Yes c’était dans un appart a Marseille il y a peut être 9 ans. Rebecca, que j’avais rencontrée dans un bar quelques semaines avant, organisait une soirée chez elle, pas le genre de petite bouffe entre potes mais une grosse soirée limite officielle dont tout le vieux port connaissait l’existence. Elle m’a demandé de poser mes platines et d’y jouer, j’étais stressée total, c’était horrible comme cette sensation, dans ces moments là, t’as envie de mourir, de te cacher dans un trou, de partir en courant. Au final j’ai joué sept heures non stop et j’ai assuré, pas mal de personnes bossant dans la nuit étaient passées à la soirée ; s’en est donc suivi une date dans un bar et la machine était lancée. Merci Rebecca <3

« Faire la fête c’est être derrière mes platines, en vrai, c’est là que je m’éclate le plus »

Tu fais partie de ces artistes qui jouent tout autant pour des soirées filles (féministes, lesbiennes) que pour des soirées plus “normées”, c’est important pour toi, ces deux facettes ?

Non. Je ne qualifierai pas cela d’important pour moi car je ne mets aucune politique ni aucun mouvement dans ma musique, c’est ma passion, mon métier, ma béquille et mon psy en même temps, c’est ce qui paie mon loyer. C’est déjà bien assez de choses. Je ne me prends pas pour un porte parole de quoi que ce soit, ma vie et mes orientations me regardent, jouer pour une soirée gay ou une soirée hétéro, peu importe, je n’y pense même pas, mon unique but c’est de donner le sourire aux gens pendant 2 heures et de leur faire oublier leur semaine de merde.

Que t’apporte le milieu de la nuit queer que le reste ne t’apporte pas ?

Des meufs.

“Faire la fête”, ça veut dire quoi pour toi ?

Quand le milieu de la nuit devient ton milieu pro, même les jours où tu bosses pas, tu n’appréhendes plus les soirées de la même manière. Tu ne me verras plus jamais perchée sur un podium, il me faut un accès backstage, une place pour m’asseoir au calme, des toilettes où je fais pas la queue, un pote à moi en train de jouer, je deviens vieille sûrement aussi. Attendre un verre dix minutes au bar, aujourd’hui, c’est le genre de truc qui me gâcherait une soirée. Alors je dirais que pour moi, faire la fête c’est être derrière mes platines, en vrai, c’est là que je m’éclate le plus.

D’après toi, pourquoi des initiatives comme Barbi(e)turix doivent exister aujourd’hui ?

J’adore Barbi(e)turix, parce que c’est pas juste à propos d’être lesbienne ou d’être militante, à côté de çà, ce collectif présente de vrais line-up de qualité, la musique reste l’élément central, leurs soirées sont toujours un succès et après le Pulp c’est sûrement la soirée à Paris où tu vas pouvoir trouver ce taux si élevé de lesbiennes concentrées au mètre carré. Pourquoi les gens font la fête ? Pour pécho d’autres gens et puis parce qu’on ne peut pas faire que bosser dans la vie, faut bien s’amuser, oublier les problèmes le temps d’une soirée.

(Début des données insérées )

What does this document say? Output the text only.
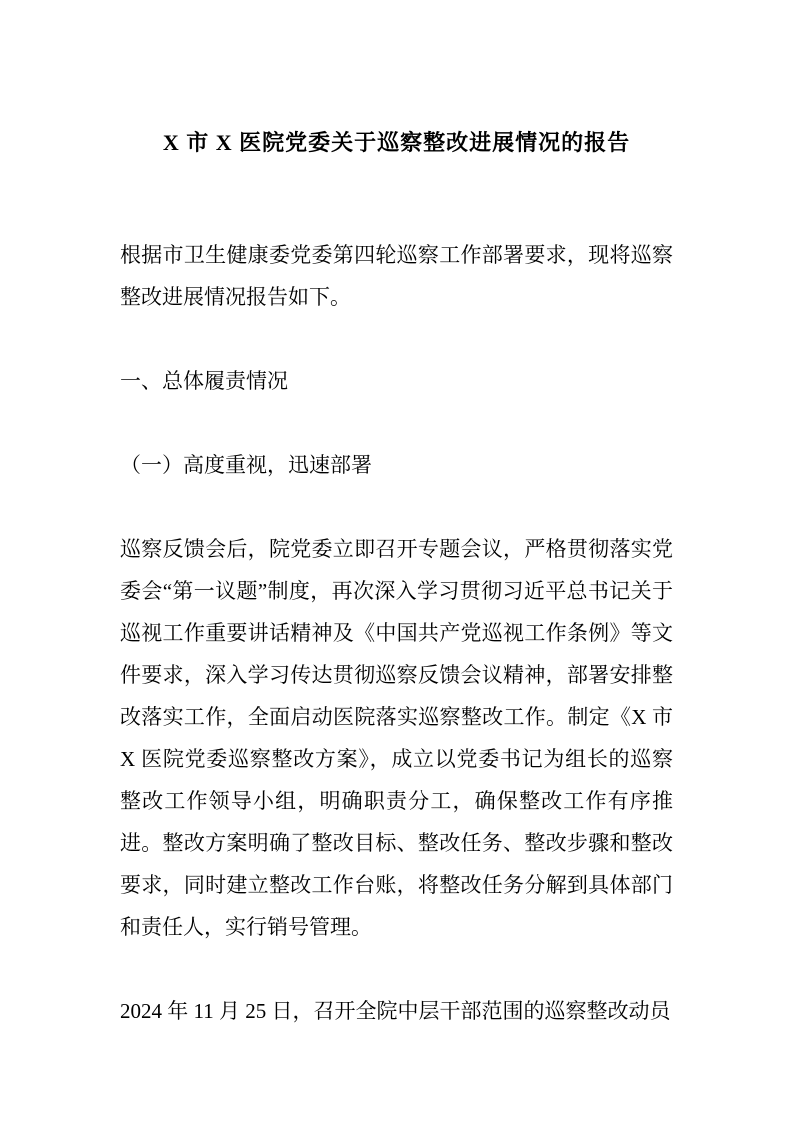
X 市 X 医院党委关于巡察整改进展情况的报告

根据市卫生健康委党委第四轮巡察工作部署要求，现将巡察整改进展情况报告如下。

一、总体履责情况
（一）高度重视，迅速部署

巡察反馈会后，院党委立即召开专题会议，严格贯彻落实党委会“第一议题”制度，再次深入学习贯彻习近平总书记关于巡视工作重要讲话精神及《中国共产党巡视工作条例》等文件要求，深入学习传达贯彻巡察反馈会议精神，部署安排整改落实工作，全面启动医院落实巡察整改工作。制定《X 市 X 医院党委巡察整改方案》，成立以党委书记为组长的巡察整改工作领导小组，明确职责分工，确保整改工作有序推进。整改方案明确了整改目标、整改任务、整改步骤和整改要求，同时建立整改工作台账，将整改任务分解到具体部门和责任人，实行销号管理。

2024 年 11 月 25 日，召开全院中层干部范围的巡察整改动员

Tu as l’impression que les gens ont changé de façon de sortir depuis quelques années ?

C’est difficile à dire parce que j’ai pas arrêté de déménager (Lille / Marseille / Australie / Londres / Paris) donc déjà à chaque ville ou pays sa manière de sortir. À Londres tu peux rentrer chez toi à 2 h du matin et avoir passé une folle soirée a te déhancher sur le dancefloor, quand à côté de çà au même moment à Marseille avant 2 h du matin tu as 3 personnes dans les clubs. Les gens restent dans les bars jusqu’à la fermeture pour ensuite se pointer devant la porte du club tous en même temps. Paris c’est un mélange des deux je dirais. Ce qui a sûrement changé c’est l’âge auquel on commence à sortir et à côtoyer tous les vices qui vont avec. Clairement les gens commencent de plus en plus tôt.

C’est quoi ton militantisme à toi dans la fête ?

Que dans tous les clubs du monde on te laisse entrer en basket casquette.

C’est quoi le truc qui a changé entre toi à tes débuts, et toi aujourd’hui ?

Je me suis rasé la tête et j’ai 200 fois plus confiance en moi. On me reconnait pour ma musique, j’ai les contacts directs de personnes que j’écoutais depuis des années et qui m’ont inspirée, mon nom et mes morceaux existent aux yeux de ces gens là, et ça c’est complètement fou.

« Après le fast-food et la fast-fashion, on est rentrés dans la fast-music »

Il existe un ou des inconvénients dans le fait de faire partie du “monde de la nuit” / “l’industrie musicale” ?

L’envers du décor bien sûr, il y en a, comme partout. C’est pas strass et paillettes quand la lumière s’éteint et que tu rentres solo chez toi ; je pense que la redescente est plus brutale que quand tu sors du bureau. C’est un coup à prendre, ce calme après la tempête, et puis les horaires aussi c’est pas toujours évident, t’as le sommeil décalé en permanence mais je n’échangerai ça pour rien au monde, je suis bien consciente d’être privilégiée de pouvoir avoir, rien que cette liberté, de ne pas mettre de réveil a 7h tous les matins, de pas me frapper la déprime du dimanche soir parce que le week end est fini. Ma vie est un week-end.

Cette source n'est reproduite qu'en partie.